12a. Bupati akan meninjau kecamatan yang dilanda banjir besok pagi.
*12b. Bupati akan menyaksikan kecamatan yang dilanda banjir besok pagi.
13a. Ia menyaksikan ujicoba mesin yang dirakitnya.
*13b. Ia menatap ujicoba mesin yang dirakitnya.
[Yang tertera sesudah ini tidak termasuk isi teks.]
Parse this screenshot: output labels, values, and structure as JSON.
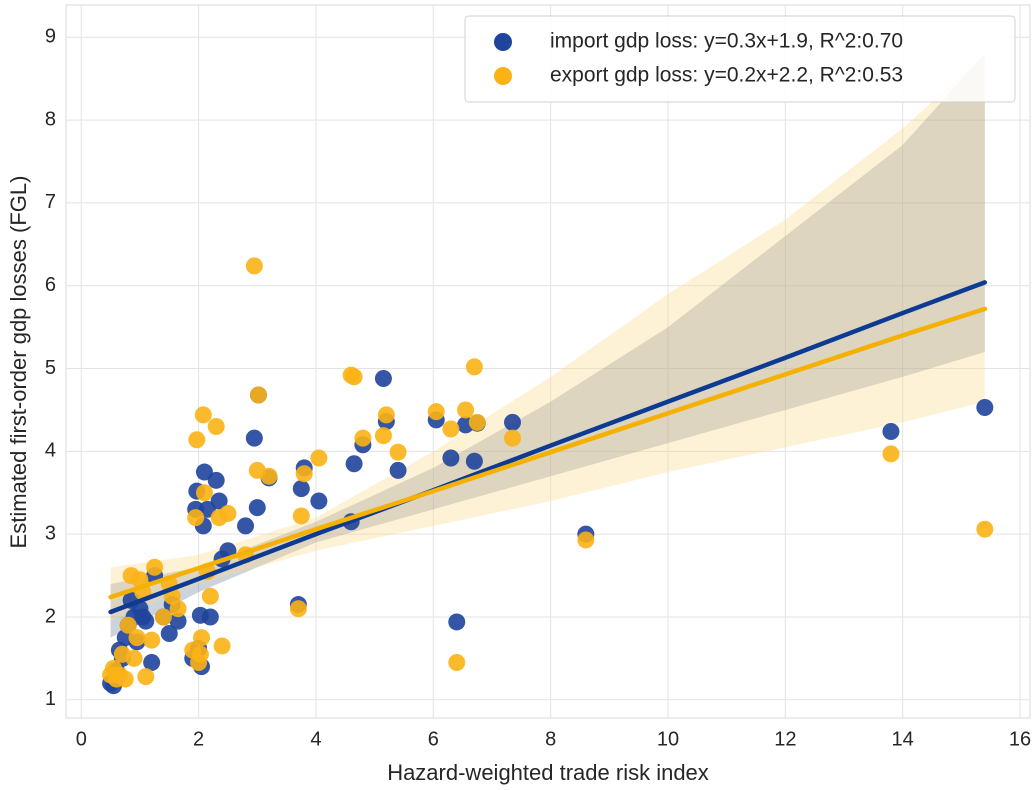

Kata memandang (9a) menyatakan perbuatan memperhatikan objek dalam waktu yang agak lama dan dengan arah yang tetap. Perbuatan itu melibatkan emosi pelakunya. Kata menatap (10a) menyatakan perbuatan memperhatikan objek yang tetap dari jarak dekat. Kata menonton (10b) menyatakan perbuatan melihat objek karena didorong oleh rasa ingin tahu akan apa yang terjadi. Perbuatan itu juga dapat dimaksudkan untuk menghibur diri. Kata meninjau (12a) semula menyatakan perbuatan melihat dari tempat yang tinggi. Kata itu kini sering digunakan untuk menyatakan perbuatan mendatangi sesuatu tempat untuk mengetahui keadaannya. Pelakunya adalah orang yang memiliki wewenang atau hak untuk melakukan peninjauan. Kata menyaksikan (13a) menyatakan perbuatan melihat sesuatu untuk mengetahui kebenarannya.

3.      Penutup
Berdasarkan uraian di atas dapat disimpulkan bahwa sinonimi berbeda dengan kontiguitas. Sinonimi berkaitan dengan makna yang sama (hampir sama) dari dua kata atau lebih, sedangkan kontiguitas berhubungan dengan relasi antara kata yang satu dan kata yang lainnya yang  mempunya makna yang bersinggungan (berdekatan). Kata yang mempunyai relasi kontiguitas tidak bisa saling menggantikan dalam penggunannya, sedangkan kata yang bersinonim ada yang bisa saling menggantikan meskipun lebih banyak kata yang tidak bisa saling menggantikan.